Wednesday, May 22, 2013

Day #6: Closed Door

Time to call that person again.
I pick up my phone, and my fingers dial the 10-digit number. Cautiously pressing the phone up against my ear, I cross my fingers on my left hand and hope that the person doesn't answer. As the dial signal drains on, I anxiously await the voicemail. 10 more seconds.
"Hello?"
I skip a breath. My hopes are crushed. Disappointed, my voice perks up and starts asking away at whatever I was planning on speaking to the person about.

Does this scenario sound familiar?
You call someone, and you purposely wait for the voicemail so you don't have to interact with the person live.
I think it's funny how often we humans do this, especially in this digital age. We're becoming more and more afraid of conversation. And with this comes a fear of intimacy.

I have a fear of intimacy. That's what my eyes have become open to this summer.
At Caribou, I plant my feet behind the register and gaze down at the screen after punching in the customer's order, careful not to say too much to the guest, because that would be invading their privacy. I'm only an employee, anyway. Why would they want to establish a connection with me? I wear a brown apron and serve them coffee every day. No one special.
And it's not limited to work. I walk back to my room after work, and crash down on my bed or the chair and shut the door behind me. I seclude myself from my suitemates, because the introvert in me needs space.
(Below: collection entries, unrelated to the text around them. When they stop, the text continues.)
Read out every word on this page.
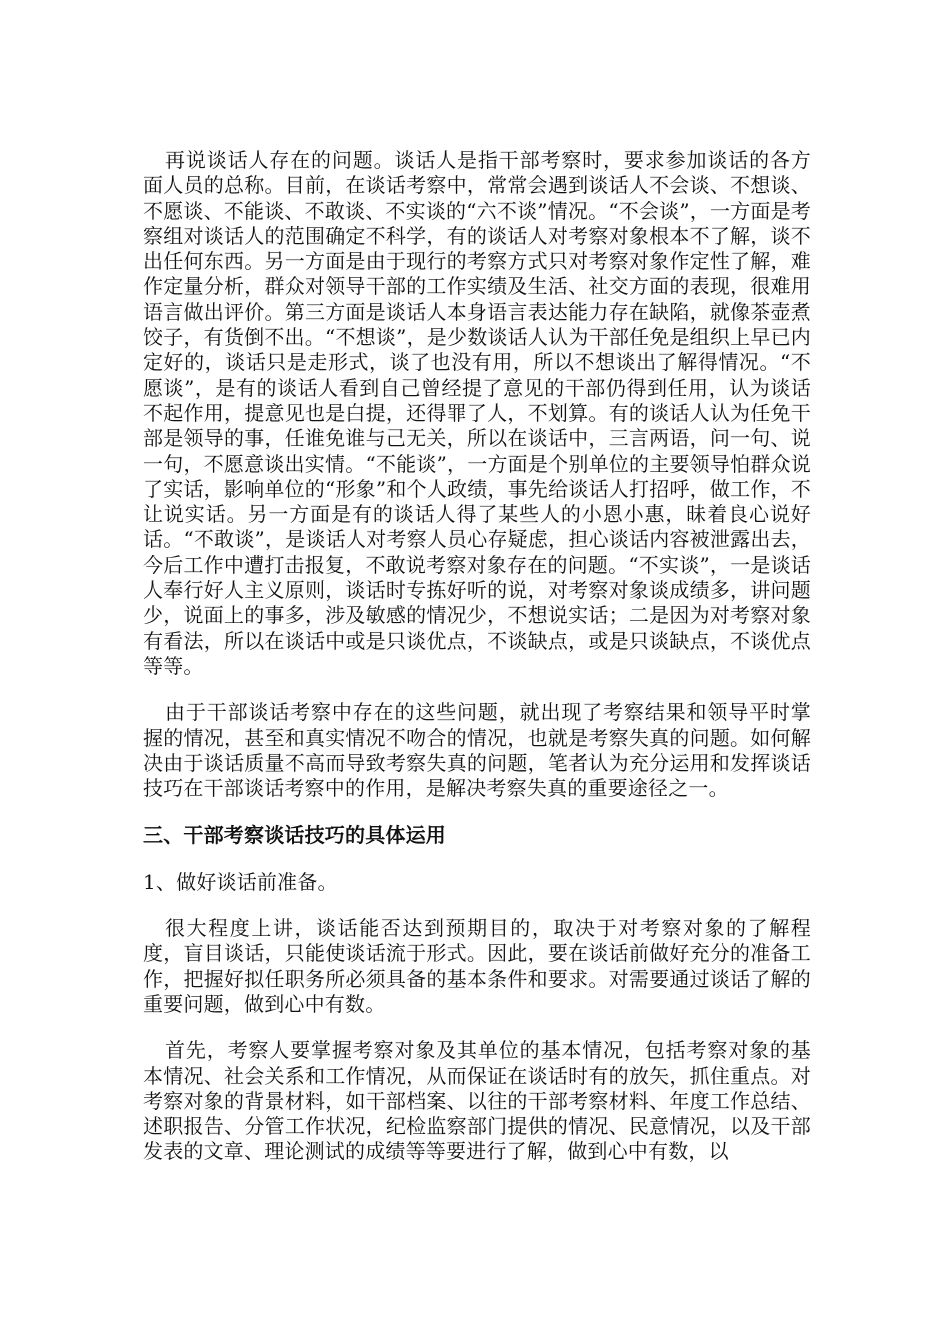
再说谈话人存在的问题。谈话人是指干部考察时，要求参加谈话的各方面人员的总称。目前，在谈话考察中，常常会遇到谈话人不会谈、不想谈、不愿谈、不能谈、不敢谈、不实谈的“六不谈”情况。“不会谈”，一方面是考察组对谈话人的范围确定不科学，有的谈话人对考察对象根本不了解，谈不出任何东西。另一方面是由于现行的考察方式只对考察对象作定性了解，难作定量分析，群众对领导干部的工作实绩及生活、社交方面的表现，很难用语言做出评价。第三方面是谈话人本身语言表达能力存在缺陷，就像茶壶煮饺子，有货倒不出。“不想谈”，是少数谈话人认为干部任免是组织上早已内定好的，谈话只是走形式，谈了也没有用，所以不想谈出了解得情况。“不愿谈”，是有的谈话人看到自己曾经提了意见的干部仍得到任用，认为谈话不起作用，提意见也是白提，还得罪了人，不划算。有的谈话人认为任免干部是领导的事，任谁免谁与己无关，所以在谈话中，三言两语，问一句、说一句，不愿意谈出实情。“不能谈”，一方面是个别单位的主要领导怕群众说了实话，影响单位的“形象”和个人政绩，事先给谈话人打招呼，做工作，不让说实话。另一方面是有的谈话人得了某些人的小恩小惠，昧着良心说好话。“不敢谈”，是谈话人对考察人员心存疑虑，担心谈话内容被泄露出去，今后工作中遭打击报复，不敢说考察对象存在的问题。“不实谈”，一是谈话人奉行好人主义原则，谈话时专拣好听的说，对考察对象谈成绩多，讲问题少，说面上的事多，涉及敏感的情况少，不想说实话；二是因为对考察对象有看法，所以在谈话中或是只谈优点，不谈缺点，或是只谈缺点，不谈优点等等。

由于干部谈话考察中存在的这些问题，就出现了考察结果和领导平时掌握的情况，甚至和真实情况不吻合的情况，也就是考察失真的问题。如何解决由于谈话质量不高而导致考察失真的问题，笔者认为充分运用和发挥谈话技巧在干部谈话考察中的作用，是解决考察失真的重要途径之一。

三、干部考察谈话技巧的具体运用

1、做好谈话前准备。

很大程度上讲，谈话能否达到预期目的，取决于对考察对象的了解程度，盲目谈话，只能使谈话流于形式。因此，要在谈话前做好充分的准备工作，把握好拟任职务所必须具备的基本条件和要求。对需要通过谈话了解的重要问题，做到心中有数。

首先，考察人要掌握考察对象及其单位的基本情况，包括考察对象的基本情况、社会关系和工作情况，从而保证在谈话时有的放矢，抓住重点。对考察对象的背景材料，如干部档案、以往的干部考察材料、年度工作总结、述职报告、分管工作状况，纪检监察部门提供的情况、民意情况，以及干部发表的文章、理论测试的成绩等等要进行了解，做到心中有数，以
Whatever the situation may be, I've learned that I'm terrified of stepping outside my comfort zone to interact with people I'm not close with already.
The funny thing is, as Christians, this is our calling. In Matthew 28:19, it says, "Therefore, go and make disciples of all nations." We are called to reach people of all shapes, colors, and backgrounds.

As if this isn't enough, God calls us to live our lives openly. In 2 Corinthians 6:11-13, Paul writes about  his interaction with the Corinthians:
"We have spoken FREELY to you, Corinthians, and OPENED WIDE OUR HEARTS TO YOU. We are not withholding our affection from you, but you are withholding yours from us. As a fair exchange -- I speak as to my children -- open wide your hearts also."

Paul and his companions spoke freely to the Corinthians and opened their hearts wide to them. They didn't hold anything back. They swung wide open the door of intimacy, and didn't allow anything to come between them. They were real and authentic, and didn't hide themselves in the shadows.

This is how I want to live. I want to embrace my identity as a child of light.
Instead of shaking behind the register at work, I want to get to know our guests and encourage them in their daily lives. 
Instead of escaping to the corridors of my room when I get home from work, I want to stop by people's rooms in the hall on the way back and say hello.
Instead of keeping my door shut, I want to keep it open to let others in. And not just a physical, wooden door -- the door of my heart.

**Are you afraid of intimacy? Do you hide yourself from others? What's causing you to build a wall up around yourself?